Day trading is a form of investing where you open and close your trade on the same day. If you close your trade the next day, it’s not considered a day trade.
This form of investing comes with a big warning label: be prepared to invest heaps of time into this along with the money.
But there are other valuable lessons that this form of investing will teach you along the way too.
Lesson 1: Respect the wisdom of investors like Warren Buffett
Diversification is possibly the one thing Warren Buffett is most renowned for (apart from all those billions!).
As a trader, part of building a successful portfolio is developing the ability to diversify rather than pooling all your money into singular funds. This means investing across asset classes, industries and funds.
You might experience some major wins in a single day, but losses invariably happen pretty quickly too, often more frequently… Be sure to include other investment types in your portfolio too.
Lesson 2: Learn to cope with the unpredictable
While you can have a great strategy in place and have access to reports, market indicators and a ream of information, the market does as it wills.
Day traders need to work out their strategy to accommodate any eventuality, even if it means putting safety measures such as stop-loss orders in place to minimise losses. Predicting winnings before you end your trading day can result in huge losses.
Lesson 3: Become adept at gauging risk
Day trading can be a lucrative career, but it’s important to know that it carries a large amount of risk. An entire asset portfolio can be lost in a day’s worth of trading if the proper safety mechanisms haven’t been put in place.
It’s also important to remember that a good run in the morning doesn’t guarantee a good close in the afternoon. Risk needs to be the top consideration throughout the entire day’s trading.
Lesson 4: Be prepared to change your strategy
What worked for your portfolio two months ago might just be a losing strategy tomorrow. This is because markets are constantly changing and adapting. While it’s true that an overarching strategy can produce great long-term results, finetuning your sub-strategies can feel like a full-time job.
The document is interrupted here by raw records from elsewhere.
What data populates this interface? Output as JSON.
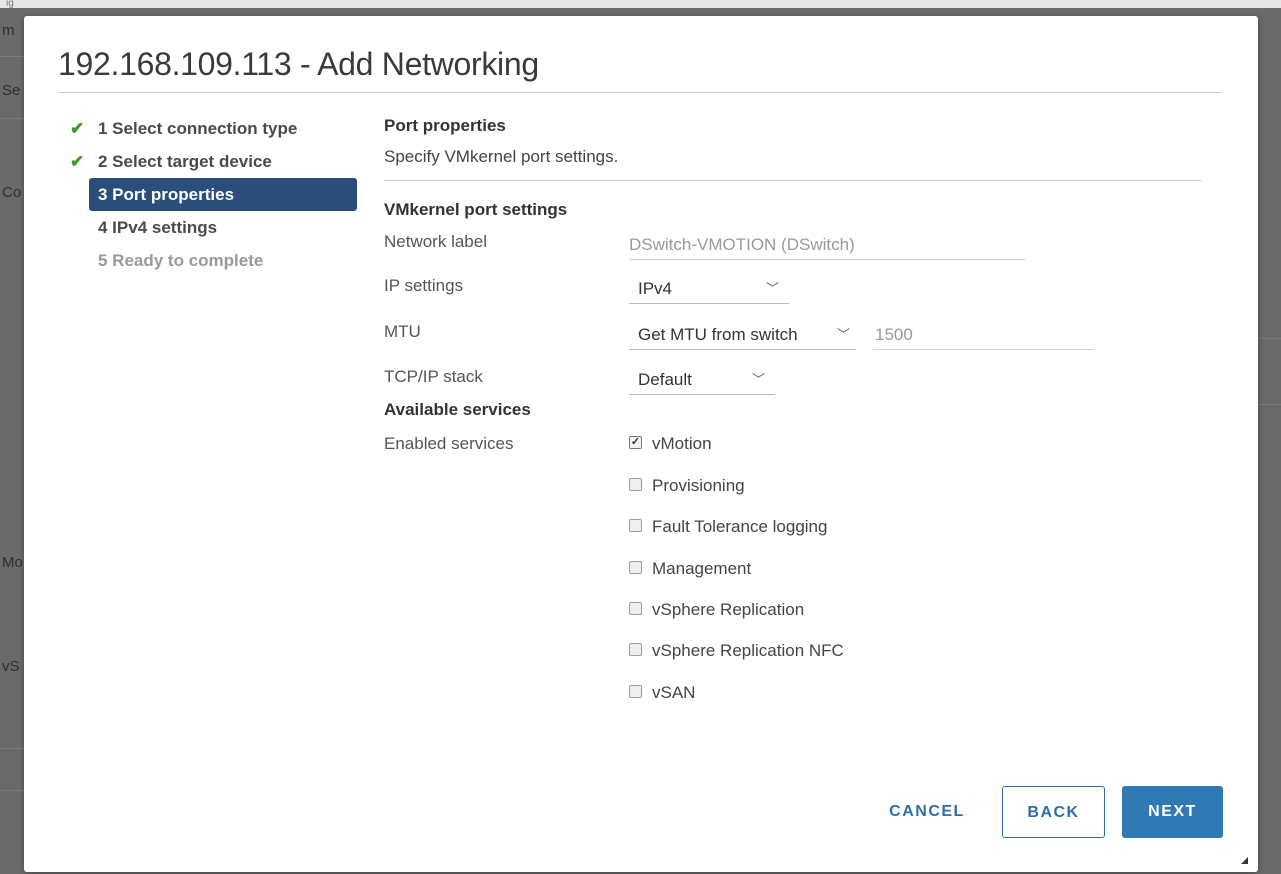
{
  "background": {
    "top_fragment": "ig",
    "side_fragments": [
      "m",
      "Se",
      "Co",
      "Mo",
      "vS"
    ]
  },
  "dialog": {
    "title": "192.168.109.113 - Add Networking"
  },
  "steps": [
    {
      "label": "1 Select connection type",
      "state": "done",
      "icon": "check-icon"
    },
    {
      "label": "2 Select target device",
      "state": "done",
      "icon": "check-icon"
    },
    {
      "label": "3 Port properties",
      "state": "active"
    },
    {
      "label": "4 IPv4 settings",
      "state": "pending"
    },
    {
      "label": "5 Ready to complete",
      "state": "disabled"
    }
  ],
  "content": {
    "title": "Port properties",
    "description": "Specify VMkernel port settings.",
    "vmkernel_heading": "VMkernel port settings",
    "network_label": {
      "label": "Network label",
      "value": "DSwitch-VMOTION (DSwitch)"
    },
    "ip_settings": {
      "label": "IP settings",
      "value": "IPv4"
    },
    "mtu": {
      "label": "MTU",
      "value": "Get MTU from switch",
      "number": "1500"
    },
    "tcpip_stack": {
      "label": "TCP/IP stack",
      "value": "Default"
    },
    "available_services_heading": "Available services",
    "enabled_services_label": "Enabled services",
    "services": [
      {
        "label": "vMotion",
        "checked": true
      },
      {
        "label": "Provisioning",
        "checked": false
      },
      {
        "label": "Fault Tolerance logging",
        "checked": false
      },
      {
        "label": "Management",
        "checked": false
      },
      {
        "label": "vSphere Replication",
        "checked": false
      },
      {
        "label": "vSphere Replication NFC",
        "checked": false
      },
      {
        "label": "vSAN",
        "checked": false
      }
    ]
  },
  "buttons": {
    "cancel": "CANCEL",
    "back": "BACK",
    "next": "NEXT"
  },
  "colors": {
    "active_step_bg": "#2b4d7a",
    "check_green": "#3c9a28",
    "primary_blue": "#2f79b5"
  }
}
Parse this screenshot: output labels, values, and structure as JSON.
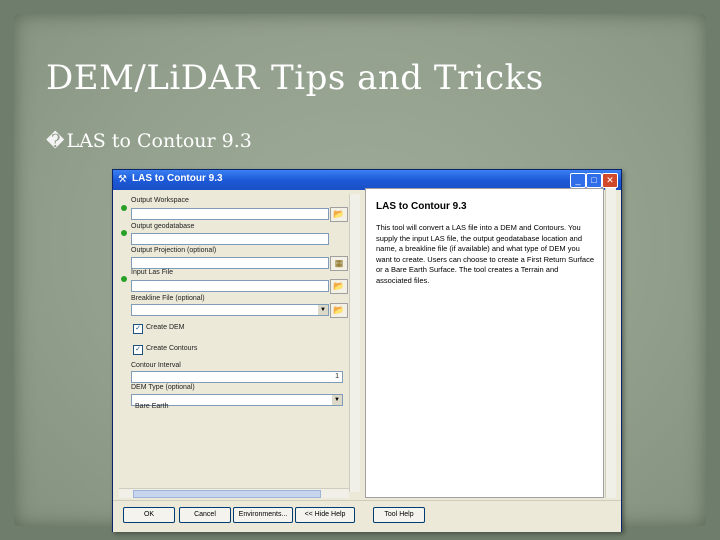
{
  "slide": {
    "title": "DEM/LiDAR Tips and Tricks",
    "bullet_mark": "�",
    "bullet": "LAS to Contour 9.3"
  },
  "dialog": {
    "window_title": "LAS to Contour 9.3",
    "window_icon": "tool-icon",
    "controls": {
      "minimize": "_",
      "maximize": "□",
      "close": "✕"
    },
    "params": [
      {
        "label": "Output Workspace",
        "required": true,
        "value": "",
        "button": "folder-icon"
      },
      {
        "label": "Output geodatabase",
        "required": true,
        "value": ""
      },
      {
        "label": "Output Projection (optional)",
        "required": false,
        "value": "",
        "button": "projection-icon"
      },
      {
        "label": "Input Las File",
        "required": true,
        "value": "",
        "button": "folder-icon"
      },
      {
        "label": "Breakline File (optional)",
        "required": false,
        "value": "",
        "button": "folder-icon",
        "combo": true
      }
    ],
    "checkboxes": [
      {
        "label": "Create DEM",
        "checked": true
      },
      {
        "label": "Create Contours",
        "checked": true
      }
    ],
    "contour_interval": {
      "label": "Contour Interval",
      "value": "1"
    },
    "dem_type": {
      "label": "DEM Type (optional)",
      "value": "Bare Earth"
    },
    "help": {
      "title": "LAS to Contour 9.3",
      "body": "This tool will convert a LAS file into a DEM and Contours. You supply the input LAS file, the output geodatabase location and name, a breakline file (if available) and what type of DEM you want to create. Users can choose to create a First Return Surface or a Bare Earth Surface. The tool creates a Terrain and associated files."
    },
    "buttons": [
      "OK",
      "Cancel",
      "Environments...",
      "<< Hide Help",
      "Tool Help"
    ]
  },
  "colors": {
    "background": "#6f7d6c",
    "slide": "#93a08d",
    "titlebar": "#1d5ad8",
    "dialog": "#ece9d8",
    "required_dot": "#28a028"
  }
}
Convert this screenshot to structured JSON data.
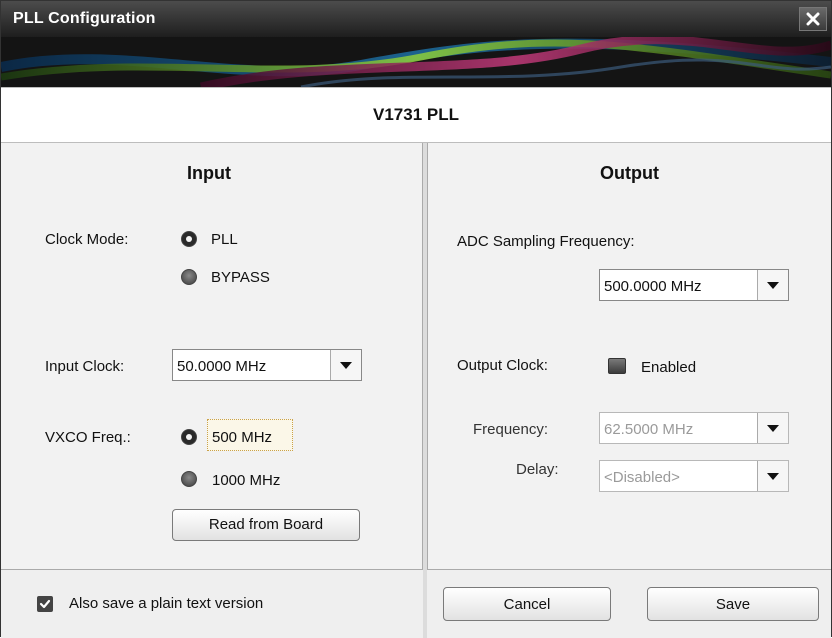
{
  "window": {
    "title": "PLL Configuration",
    "close_icon": "close-icon"
  },
  "header": {
    "title": "V1731 PLL"
  },
  "input": {
    "section_title": "Input",
    "clock_mode": {
      "label": "Clock Mode:",
      "options": [
        {
          "label": "PLL",
          "selected": true
        },
        {
          "label": "BYPASS",
          "selected": false
        }
      ]
    },
    "input_clock": {
      "label": "Input Clock:",
      "value": "50.0000 MHz"
    },
    "vxco_freq": {
      "label": "VXCO Freq.:",
      "options": [
        {
          "label": "500 MHz",
          "selected": true
        },
        {
          "label": "1000 MHz",
          "selected": false
        }
      ]
    },
    "read_button": "Read from Board"
  },
  "output": {
    "section_title": "Output",
    "adc_sampling": {
      "label": "ADC Sampling Frequency:",
      "value": "500.0000 MHz"
    },
    "output_clock": {
      "label": "Output Clock:",
      "toggle_label": "Enabled"
    },
    "frequency": {
      "label": "Frequency:",
      "value": "62.5000 MHz",
      "disabled": true
    },
    "delay": {
      "label": "Delay:",
      "value": "<Disabled>",
      "disabled": true
    }
  },
  "footer": {
    "checkbox_label": "Also save a plain text version",
    "checkbox_checked": true,
    "cancel_label": "Cancel",
    "save_label": "Save"
  }
}
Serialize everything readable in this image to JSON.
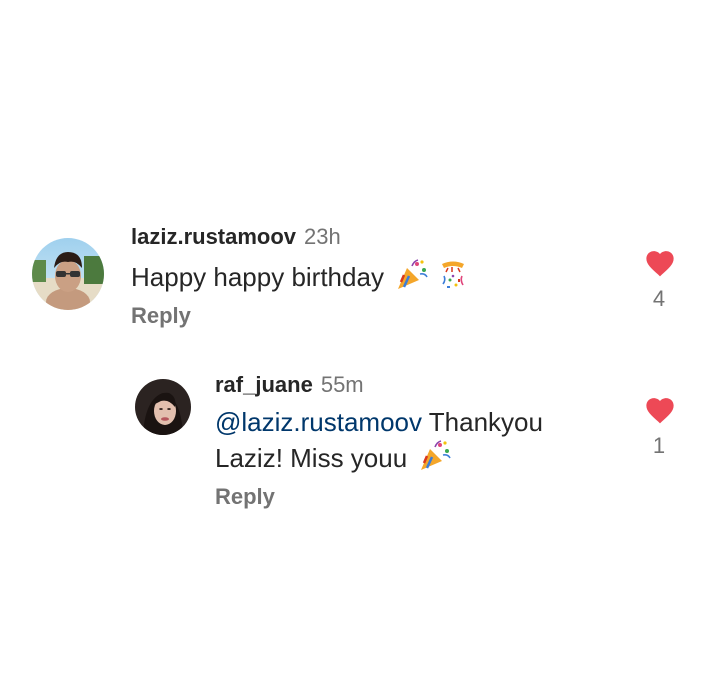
{
  "comments": [
    {
      "username": "laziz.rustamoov",
      "time": "23h",
      "text": "Happy happy birthday",
      "emojis": [
        "party-popper",
        "confetti-ball"
      ],
      "reply_label": "Reply",
      "likes": "4",
      "liked": true
    },
    {
      "username": "raf_juane",
      "time": "55m",
      "mention": "@laziz.rustamoov",
      "text_line1": "Thankyou",
      "text_line2": "Laziz! Miss youu",
      "emojis": [
        "party-popper"
      ],
      "reply_label": "Reply",
      "likes": "1",
      "liked": true
    }
  ],
  "colors": {
    "heart": "#ed4956",
    "mention": "#00376b",
    "secondary": "#737373"
  }
}
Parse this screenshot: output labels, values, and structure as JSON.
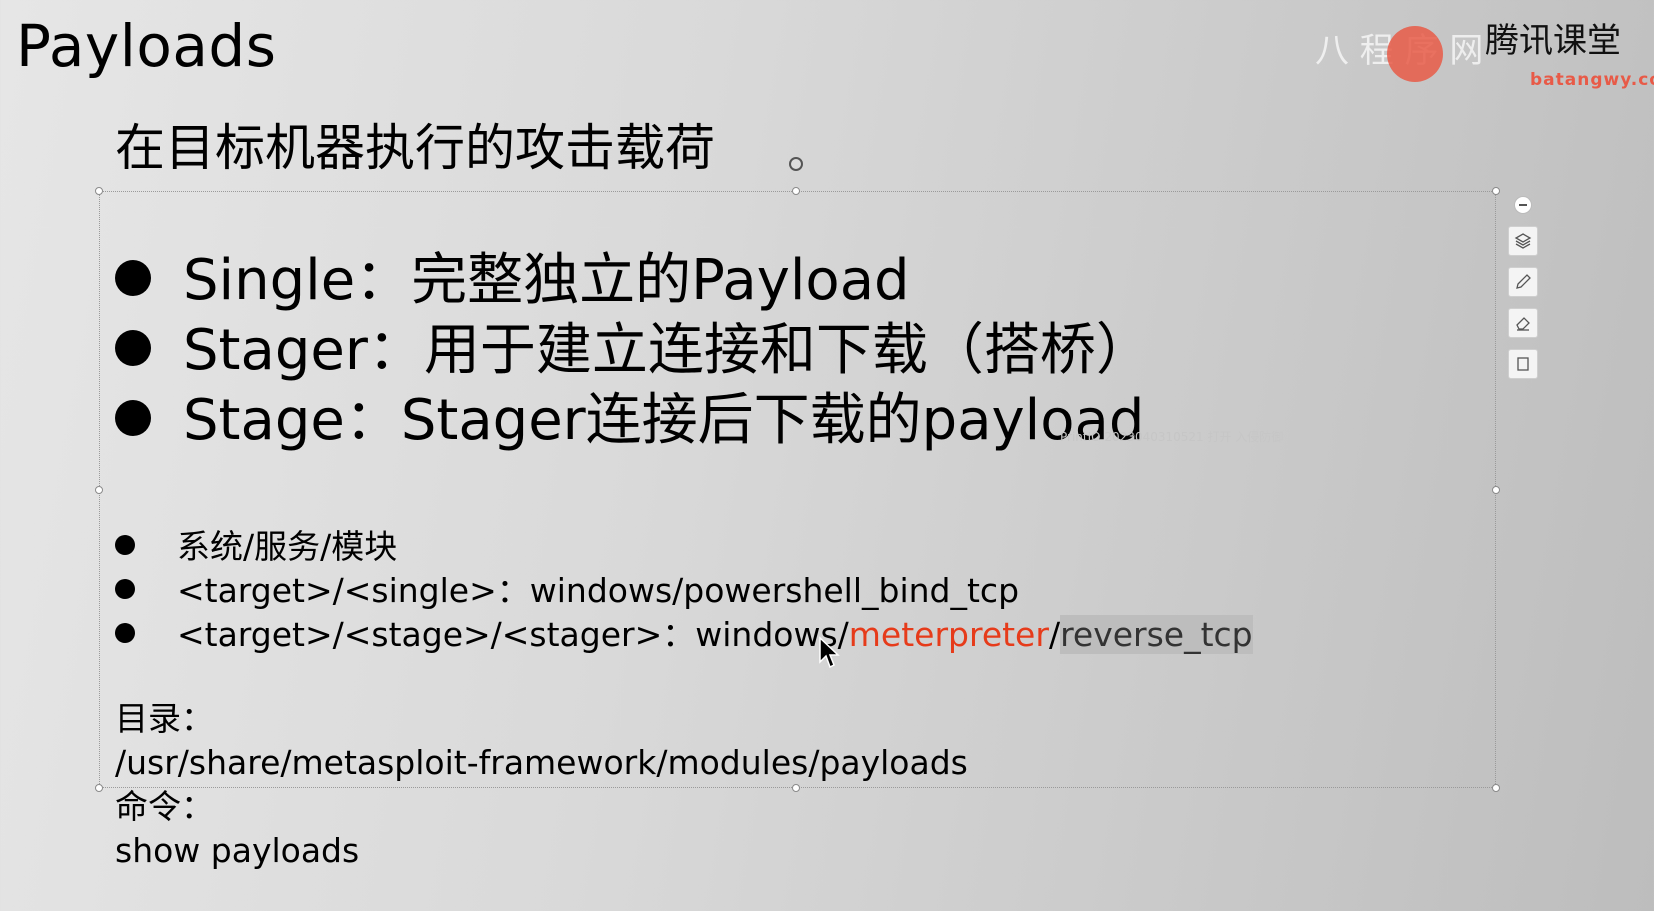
{
  "title": "Payloads",
  "subtitle": "在目标机器执行的攻击载荷",
  "bullets_large": [
    {
      "label": "Single",
      "sep": "：",
      "desc": "完整独立的Payload"
    },
    {
      "label": "Stager",
      "sep": "：",
      "desc": "用于建立连接和下载（搭桥）"
    },
    {
      "label": "Stage",
      "sep": "：",
      "desc": "Stager连接后下载的payload"
    }
  ],
  "bullets_small": {
    "item1": "系统/服务/模块",
    "item2": "<target>/<single>：windows/powershell_bind_tcp",
    "item3_prefix": "<target>/<stage>/<stager>：windows/",
    "item3_red": "meterpreter",
    "item3_slash": "/",
    "item3_selected": "reverse_tcp"
  },
  "directory": {
    "label": "目录：",
    "path": "/usr/share/metasploit-framework/modules/payloads"
  },
  "command": {
    "label": "命令：",
    "value": "show payloads"
  },
  "watermark_mid": "PrintIO 2023040310521 打开 入侵防御",
  "logo_text": "batangwy.com",
  "colors": {
    "accent_red": "#e63b1a",
    "selection": "#bdbdbd"
  },
  "icons": [
    "minus-icon",
    "layers-icon",
    "pen-icon",
    "eraser-icon",
    "square-icon"
  ]
}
Lesson 5: Keep risk at the centre of your strategy
Research, strategies and the ability to read the market for that day can be a profitable exercise. However, it’s important to remember to keep risk at the centre of your strategy even when the trading is good.
Lesson 6: Seek help when you need it
Whether you’re new to day trading or a salted investor, there comes a time where the amount of time spent analysing reports gets a little much. Day trading can be automated with the help of robo-advisors or AI (artificial intelligence).
Lesson 7: Take your time
As with all investment types, a healthy asset portfolio takes time to build up. If you’re lured into the ‘quick win’ aspect of day trading, you might miss out on a long and lucrative career or side hustle as a day trader.
Finally, less of a lesson but more an important note: one of the main reasons The Motley Fool does not advocate day trading is the amount of fees this strategy’ racks up! I’m sure most traders will find that these begin to outweigh their profits… Instead, the Fool’s ethos of selecting high-quality listed companies, with shareholder-focused management, that I’m willing to buy and hold for at least three to five YEARS (not hours!) is far more preferable to me.